Widely hailed for its “sweeping, sobering account of the American past” (New York Times Book Review), Jill Lepore’s history of America places truth itself―a devotion to facts, proof and evidence―at the center of the nation’s history. The American experiment rests on three ideas― “these truths,” Jefferson called them―political equality, natural rights, and the sovereignty of the people. But has the nation, and democracy itself, delivered on that promise? These Truths tells this uniquely American story, asking whether the course of events over more than five centuries has proven the nation’s truths, or belied them. Lepore continues the conversation in This America, arguing that by purging American identity of nationalism and re-founding it on a purified liberalism, we can reclaim the nation’s future by reclaiming its past.
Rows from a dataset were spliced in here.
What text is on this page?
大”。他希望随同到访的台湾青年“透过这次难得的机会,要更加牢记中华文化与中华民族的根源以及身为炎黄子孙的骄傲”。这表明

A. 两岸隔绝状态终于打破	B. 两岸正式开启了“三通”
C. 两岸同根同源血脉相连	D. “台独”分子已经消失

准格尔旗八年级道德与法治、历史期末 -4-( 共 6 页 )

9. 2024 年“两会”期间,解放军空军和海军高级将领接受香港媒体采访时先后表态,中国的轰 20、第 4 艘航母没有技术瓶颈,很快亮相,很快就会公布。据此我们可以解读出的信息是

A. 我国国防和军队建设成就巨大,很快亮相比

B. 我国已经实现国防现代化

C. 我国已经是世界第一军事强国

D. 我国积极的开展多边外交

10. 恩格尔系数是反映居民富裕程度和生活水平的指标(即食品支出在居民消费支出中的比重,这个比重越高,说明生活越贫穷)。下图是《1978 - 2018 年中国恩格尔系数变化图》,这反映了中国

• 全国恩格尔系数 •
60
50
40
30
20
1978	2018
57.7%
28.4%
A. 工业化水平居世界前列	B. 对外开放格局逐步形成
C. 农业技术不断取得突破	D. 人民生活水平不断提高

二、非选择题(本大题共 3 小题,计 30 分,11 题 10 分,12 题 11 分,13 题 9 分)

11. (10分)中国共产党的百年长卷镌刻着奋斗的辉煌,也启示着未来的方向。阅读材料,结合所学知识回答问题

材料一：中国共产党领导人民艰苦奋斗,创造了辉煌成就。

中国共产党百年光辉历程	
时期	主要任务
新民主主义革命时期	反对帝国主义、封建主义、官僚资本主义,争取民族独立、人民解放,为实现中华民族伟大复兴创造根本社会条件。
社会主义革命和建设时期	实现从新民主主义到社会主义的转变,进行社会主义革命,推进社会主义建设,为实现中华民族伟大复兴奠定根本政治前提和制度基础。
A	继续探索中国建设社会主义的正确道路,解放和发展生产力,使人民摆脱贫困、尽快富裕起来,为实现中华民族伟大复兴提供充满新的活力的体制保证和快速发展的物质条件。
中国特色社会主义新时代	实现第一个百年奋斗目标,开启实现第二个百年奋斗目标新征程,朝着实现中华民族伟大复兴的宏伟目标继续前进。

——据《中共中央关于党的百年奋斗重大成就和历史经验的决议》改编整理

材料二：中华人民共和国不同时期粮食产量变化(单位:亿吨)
This conversation could not be more relevant than in these unsettled political times, when constitutional questions about the Supreme Court, the Presidency, and the future of democracy are all being questioned.

About the Cambridge Center for Adult Education: Since 1870, the Cambridge Center for Adult Education has been dedicated to providing the widest range of high-quality, low-cost learning opportunities for the diverse adults of Greater Boston and Cambridge and surrounding areas. The Cambridge Center for Adult Education (CCAE) remains deeply committed to place-based, person-to-person, experiential learning across a wide range of topics.